In February, his daughter told him that his two other sons – Abdullah, who was killed a week and a half ago, and Jaffar – were missing with their passports.
Deghayes said he travelled to a border town in Turkey and tracked them down to dissuade them from fighting.
“I said [to them] ‘why are you going there, it’s not worth it, you have to stick to helping in the refugee camps and doing the humanitarian work’.”
“I didn’t argue with them. I knew arguing would make them more stubborn. I spoke to them nicely and tried to convince them … If you argue, they just leave you and go.” But they remained unmoved. “I failed to bring them back.”
“I am scared for my children. I don’t want to lose them obviously. But they are becoming men now.”
Deghayes said when he first saw a picture of his dead son last week he felt shocked and saddened, but added that his son who was fighting for terrorist al-Nusra Front was a martyr.

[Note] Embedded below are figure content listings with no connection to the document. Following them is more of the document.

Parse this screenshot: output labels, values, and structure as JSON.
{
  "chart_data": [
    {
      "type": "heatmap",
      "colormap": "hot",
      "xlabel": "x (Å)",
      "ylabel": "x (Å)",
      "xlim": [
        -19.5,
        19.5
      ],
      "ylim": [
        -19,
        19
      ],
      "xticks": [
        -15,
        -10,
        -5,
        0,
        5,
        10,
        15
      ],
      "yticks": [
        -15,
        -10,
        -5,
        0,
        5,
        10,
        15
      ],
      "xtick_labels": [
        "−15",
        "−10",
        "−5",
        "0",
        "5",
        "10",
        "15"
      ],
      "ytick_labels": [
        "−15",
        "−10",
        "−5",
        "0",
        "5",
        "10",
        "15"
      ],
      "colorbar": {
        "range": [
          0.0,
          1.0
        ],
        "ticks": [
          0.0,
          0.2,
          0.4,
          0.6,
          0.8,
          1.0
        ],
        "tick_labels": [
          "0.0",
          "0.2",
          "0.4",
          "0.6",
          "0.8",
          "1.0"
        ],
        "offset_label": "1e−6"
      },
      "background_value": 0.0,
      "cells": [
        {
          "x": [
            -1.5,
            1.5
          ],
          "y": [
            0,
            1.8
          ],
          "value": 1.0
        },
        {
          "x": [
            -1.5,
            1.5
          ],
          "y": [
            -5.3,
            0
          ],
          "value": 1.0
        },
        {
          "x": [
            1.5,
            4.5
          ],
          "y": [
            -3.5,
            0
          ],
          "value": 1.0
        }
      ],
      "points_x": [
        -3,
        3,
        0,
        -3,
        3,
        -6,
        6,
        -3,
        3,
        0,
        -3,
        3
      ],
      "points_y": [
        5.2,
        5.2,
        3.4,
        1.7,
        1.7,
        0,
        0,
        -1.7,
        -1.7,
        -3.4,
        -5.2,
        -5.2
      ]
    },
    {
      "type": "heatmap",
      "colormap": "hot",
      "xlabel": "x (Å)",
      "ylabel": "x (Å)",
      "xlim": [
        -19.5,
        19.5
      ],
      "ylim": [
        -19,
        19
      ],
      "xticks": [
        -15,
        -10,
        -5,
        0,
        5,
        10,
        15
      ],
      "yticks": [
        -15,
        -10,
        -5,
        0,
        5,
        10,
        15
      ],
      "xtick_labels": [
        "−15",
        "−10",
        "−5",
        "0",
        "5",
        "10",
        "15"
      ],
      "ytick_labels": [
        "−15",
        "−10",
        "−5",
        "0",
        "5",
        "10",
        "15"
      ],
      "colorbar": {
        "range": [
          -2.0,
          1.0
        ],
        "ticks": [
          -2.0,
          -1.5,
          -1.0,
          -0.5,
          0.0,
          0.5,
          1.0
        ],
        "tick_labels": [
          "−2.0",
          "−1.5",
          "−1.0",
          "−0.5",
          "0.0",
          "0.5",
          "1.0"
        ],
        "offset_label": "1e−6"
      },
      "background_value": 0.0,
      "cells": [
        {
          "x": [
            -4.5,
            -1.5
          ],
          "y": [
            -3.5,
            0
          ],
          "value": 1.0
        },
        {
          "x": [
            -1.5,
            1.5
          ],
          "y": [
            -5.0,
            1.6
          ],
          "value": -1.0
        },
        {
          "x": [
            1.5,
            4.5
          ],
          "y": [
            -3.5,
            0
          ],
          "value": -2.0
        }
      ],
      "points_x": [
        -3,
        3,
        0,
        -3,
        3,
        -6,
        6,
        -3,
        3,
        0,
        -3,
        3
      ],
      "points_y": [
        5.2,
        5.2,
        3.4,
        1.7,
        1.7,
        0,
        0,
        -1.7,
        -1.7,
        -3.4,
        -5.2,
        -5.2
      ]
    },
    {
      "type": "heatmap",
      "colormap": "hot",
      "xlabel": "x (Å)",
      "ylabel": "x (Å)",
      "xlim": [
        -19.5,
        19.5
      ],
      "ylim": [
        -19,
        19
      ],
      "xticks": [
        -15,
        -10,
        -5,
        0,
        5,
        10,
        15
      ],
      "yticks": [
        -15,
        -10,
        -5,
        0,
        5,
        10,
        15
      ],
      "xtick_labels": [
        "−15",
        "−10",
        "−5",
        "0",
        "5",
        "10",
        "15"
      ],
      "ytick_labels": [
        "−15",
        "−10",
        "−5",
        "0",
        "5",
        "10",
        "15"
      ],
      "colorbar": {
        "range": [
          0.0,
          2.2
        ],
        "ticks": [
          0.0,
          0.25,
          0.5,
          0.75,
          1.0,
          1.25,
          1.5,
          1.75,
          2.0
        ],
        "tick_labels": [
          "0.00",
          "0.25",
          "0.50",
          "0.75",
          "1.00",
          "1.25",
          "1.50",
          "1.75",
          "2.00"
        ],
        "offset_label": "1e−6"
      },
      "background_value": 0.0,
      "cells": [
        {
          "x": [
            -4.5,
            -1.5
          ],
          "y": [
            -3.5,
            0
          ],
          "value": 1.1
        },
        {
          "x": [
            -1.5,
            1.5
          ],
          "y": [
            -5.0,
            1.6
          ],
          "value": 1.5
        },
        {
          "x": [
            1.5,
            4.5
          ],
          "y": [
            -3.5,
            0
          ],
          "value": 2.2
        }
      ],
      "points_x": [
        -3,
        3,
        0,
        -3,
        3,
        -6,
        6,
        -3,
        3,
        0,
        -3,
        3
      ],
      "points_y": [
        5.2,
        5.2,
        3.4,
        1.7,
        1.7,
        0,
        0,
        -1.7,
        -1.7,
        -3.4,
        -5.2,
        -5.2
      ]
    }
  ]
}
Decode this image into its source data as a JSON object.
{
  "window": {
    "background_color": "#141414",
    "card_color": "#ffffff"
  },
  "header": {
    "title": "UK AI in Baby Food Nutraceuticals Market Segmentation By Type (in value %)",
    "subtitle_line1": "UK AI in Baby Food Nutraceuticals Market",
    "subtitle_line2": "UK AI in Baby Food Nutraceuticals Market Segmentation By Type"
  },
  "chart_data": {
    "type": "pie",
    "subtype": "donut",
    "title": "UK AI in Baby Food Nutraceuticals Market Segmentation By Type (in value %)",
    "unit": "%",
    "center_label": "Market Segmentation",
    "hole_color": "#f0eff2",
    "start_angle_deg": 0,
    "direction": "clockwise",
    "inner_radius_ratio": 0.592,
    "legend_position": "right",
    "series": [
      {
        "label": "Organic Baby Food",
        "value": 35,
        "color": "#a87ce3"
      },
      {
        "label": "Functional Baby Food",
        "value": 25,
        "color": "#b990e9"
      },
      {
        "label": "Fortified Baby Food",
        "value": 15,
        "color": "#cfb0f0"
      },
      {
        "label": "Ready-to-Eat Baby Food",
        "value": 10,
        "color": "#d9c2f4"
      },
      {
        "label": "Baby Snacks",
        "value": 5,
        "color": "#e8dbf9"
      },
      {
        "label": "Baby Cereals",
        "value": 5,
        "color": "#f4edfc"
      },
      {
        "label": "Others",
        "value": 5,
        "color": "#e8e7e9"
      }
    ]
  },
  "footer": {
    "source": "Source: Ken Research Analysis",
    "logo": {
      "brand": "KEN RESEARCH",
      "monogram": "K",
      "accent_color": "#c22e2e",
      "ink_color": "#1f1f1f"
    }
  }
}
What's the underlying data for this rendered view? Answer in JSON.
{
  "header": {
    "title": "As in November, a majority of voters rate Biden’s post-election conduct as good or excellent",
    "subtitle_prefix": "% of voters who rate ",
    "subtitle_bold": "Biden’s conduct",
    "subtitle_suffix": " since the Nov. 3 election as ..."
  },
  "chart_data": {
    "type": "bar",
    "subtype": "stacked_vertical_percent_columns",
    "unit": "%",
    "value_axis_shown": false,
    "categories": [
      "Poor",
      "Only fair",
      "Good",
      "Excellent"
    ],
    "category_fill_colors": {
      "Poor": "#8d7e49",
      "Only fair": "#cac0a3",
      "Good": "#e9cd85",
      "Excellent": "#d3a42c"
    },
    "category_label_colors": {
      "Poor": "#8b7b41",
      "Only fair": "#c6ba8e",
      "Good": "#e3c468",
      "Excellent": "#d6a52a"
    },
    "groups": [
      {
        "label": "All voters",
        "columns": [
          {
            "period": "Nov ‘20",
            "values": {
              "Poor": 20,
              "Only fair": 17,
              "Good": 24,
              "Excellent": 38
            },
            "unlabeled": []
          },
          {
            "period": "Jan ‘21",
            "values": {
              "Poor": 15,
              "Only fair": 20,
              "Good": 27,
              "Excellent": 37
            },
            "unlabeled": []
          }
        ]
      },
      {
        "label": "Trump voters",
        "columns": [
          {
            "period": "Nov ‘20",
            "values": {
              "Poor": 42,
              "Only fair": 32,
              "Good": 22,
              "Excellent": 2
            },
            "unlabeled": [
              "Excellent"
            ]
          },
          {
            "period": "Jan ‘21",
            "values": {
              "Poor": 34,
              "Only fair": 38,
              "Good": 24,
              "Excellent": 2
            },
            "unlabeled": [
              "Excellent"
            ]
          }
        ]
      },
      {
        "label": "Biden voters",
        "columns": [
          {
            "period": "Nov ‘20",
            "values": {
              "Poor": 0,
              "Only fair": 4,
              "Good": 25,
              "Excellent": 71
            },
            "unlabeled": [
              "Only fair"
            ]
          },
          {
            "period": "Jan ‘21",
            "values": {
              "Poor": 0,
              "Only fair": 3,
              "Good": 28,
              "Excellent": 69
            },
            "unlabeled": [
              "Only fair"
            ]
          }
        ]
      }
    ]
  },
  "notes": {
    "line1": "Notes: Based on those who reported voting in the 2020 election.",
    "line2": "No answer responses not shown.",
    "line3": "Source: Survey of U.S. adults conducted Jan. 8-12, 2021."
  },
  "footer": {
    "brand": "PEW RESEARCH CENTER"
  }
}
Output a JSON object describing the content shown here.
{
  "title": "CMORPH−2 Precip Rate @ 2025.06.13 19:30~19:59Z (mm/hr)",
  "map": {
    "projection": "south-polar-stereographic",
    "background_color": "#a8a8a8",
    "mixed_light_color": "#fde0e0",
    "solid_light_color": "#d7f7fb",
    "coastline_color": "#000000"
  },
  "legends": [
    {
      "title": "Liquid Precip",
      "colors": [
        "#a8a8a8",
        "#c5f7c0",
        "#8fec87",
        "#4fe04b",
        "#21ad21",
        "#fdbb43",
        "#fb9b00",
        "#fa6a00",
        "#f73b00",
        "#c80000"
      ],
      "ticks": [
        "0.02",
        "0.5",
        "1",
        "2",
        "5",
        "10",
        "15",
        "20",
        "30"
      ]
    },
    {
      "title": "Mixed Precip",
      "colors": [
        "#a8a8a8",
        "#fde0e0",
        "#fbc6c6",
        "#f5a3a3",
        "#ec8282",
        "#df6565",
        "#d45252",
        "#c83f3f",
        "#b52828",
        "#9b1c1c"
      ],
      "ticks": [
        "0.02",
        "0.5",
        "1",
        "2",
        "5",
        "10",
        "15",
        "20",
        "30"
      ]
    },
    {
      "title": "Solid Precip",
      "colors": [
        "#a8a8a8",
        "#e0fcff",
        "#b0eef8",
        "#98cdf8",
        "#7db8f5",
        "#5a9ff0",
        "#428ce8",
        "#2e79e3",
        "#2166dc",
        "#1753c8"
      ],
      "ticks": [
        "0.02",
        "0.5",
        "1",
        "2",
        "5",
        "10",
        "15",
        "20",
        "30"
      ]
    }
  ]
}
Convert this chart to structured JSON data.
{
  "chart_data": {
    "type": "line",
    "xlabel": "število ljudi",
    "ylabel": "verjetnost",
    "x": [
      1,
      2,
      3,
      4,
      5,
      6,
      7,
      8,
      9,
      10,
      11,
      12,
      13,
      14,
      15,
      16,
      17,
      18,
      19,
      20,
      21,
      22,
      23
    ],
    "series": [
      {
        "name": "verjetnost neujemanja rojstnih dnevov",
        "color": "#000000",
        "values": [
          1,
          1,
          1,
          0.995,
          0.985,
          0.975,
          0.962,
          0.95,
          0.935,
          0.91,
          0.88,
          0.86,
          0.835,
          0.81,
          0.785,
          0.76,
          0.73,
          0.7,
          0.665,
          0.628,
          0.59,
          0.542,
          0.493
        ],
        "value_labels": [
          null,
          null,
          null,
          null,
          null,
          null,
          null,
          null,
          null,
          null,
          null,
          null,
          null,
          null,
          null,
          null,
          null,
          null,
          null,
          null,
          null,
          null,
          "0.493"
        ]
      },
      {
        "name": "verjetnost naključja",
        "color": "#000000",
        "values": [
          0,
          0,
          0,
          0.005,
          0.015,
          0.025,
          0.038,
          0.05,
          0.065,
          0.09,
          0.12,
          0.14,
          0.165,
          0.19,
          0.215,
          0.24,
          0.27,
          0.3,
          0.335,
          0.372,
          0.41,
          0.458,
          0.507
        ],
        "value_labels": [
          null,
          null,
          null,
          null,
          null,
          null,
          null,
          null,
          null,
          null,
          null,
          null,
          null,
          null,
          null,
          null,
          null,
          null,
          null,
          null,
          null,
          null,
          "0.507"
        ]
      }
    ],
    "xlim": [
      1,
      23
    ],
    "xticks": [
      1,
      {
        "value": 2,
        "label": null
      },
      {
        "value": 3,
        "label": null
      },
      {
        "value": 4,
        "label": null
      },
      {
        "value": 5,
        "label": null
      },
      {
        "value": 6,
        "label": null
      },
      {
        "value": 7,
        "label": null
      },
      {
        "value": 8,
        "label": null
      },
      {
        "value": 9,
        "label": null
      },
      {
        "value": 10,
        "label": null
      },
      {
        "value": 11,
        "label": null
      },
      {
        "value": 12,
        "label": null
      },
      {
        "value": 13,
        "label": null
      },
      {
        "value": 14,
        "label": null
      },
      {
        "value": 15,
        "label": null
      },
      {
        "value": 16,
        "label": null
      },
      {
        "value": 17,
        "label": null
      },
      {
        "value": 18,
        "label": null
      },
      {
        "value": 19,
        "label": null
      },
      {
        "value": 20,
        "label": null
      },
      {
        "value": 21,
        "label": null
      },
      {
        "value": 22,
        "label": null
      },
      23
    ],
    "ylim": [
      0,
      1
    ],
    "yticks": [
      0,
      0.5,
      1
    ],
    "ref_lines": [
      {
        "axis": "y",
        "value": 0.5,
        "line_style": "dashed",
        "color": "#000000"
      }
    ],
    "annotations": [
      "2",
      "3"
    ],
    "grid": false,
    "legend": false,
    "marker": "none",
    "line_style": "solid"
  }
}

Deghayes said that growing up, all his sons had been affected by the family’s campaign to free his uncle, Omar, who was imprisoned in Guantánamo bay.
“We had a lot of attacks on our house, from people who took the other side, ‘Their uncle is a terrorist’. That impacted on all our children. And they were always called names, ‘Taliban, terrorist’ because of the campaign.”
He said the living room window at his detached house had been broken four times and the police had failed to make arrests when groups of 15 to 20 demonstrators turned up outside shouting abuse.
He said his sons’ studies had been thrown into turmoil as a result. “Every day I had phone calls from school, it was a very sad story. I tried to get them to concentrate on education but we never got to that stage. We were always in a process where there’s some problem, either detention or exclusion.”
Abdullah’s identical twin Abdulrahman, who is still in Brighton, was very upset. “He’s sad and crying because of the loss of his brother.
Asked if he thought Abdullah’s life had been wasted he said, “I’d say he had a short life. I’m talking to you from my belief which is Islam. Everyone has a set time to live in this universe … I wouldn’t say wasted, no. I hope he died for something good … I don’t want to think that his life was wasted.”
Deghayes said that young British Muslims should not follow his son out to fight. “Syrians have enough men to fight … they’re not short of men for my son to go, for anybody from Britain to go”.
Thousands of foreign militants, including hundreds of Britons, are now in Syria according to government sources.
A British defense study published last September showed that about 100,000 militants, fragmented into 1,000 groups, were operating inside Syria and carrying out atrocities against people and Syrian soldiers.
According to the study, some 10,000 militants were fighting for groups affiliated with al-Qaeda and the rest fight for different militant groups.
They are highly feared as they gain combat experience and forge connections with extremists while many experts warn they could return radicalized and seek to carry out attacks against the West.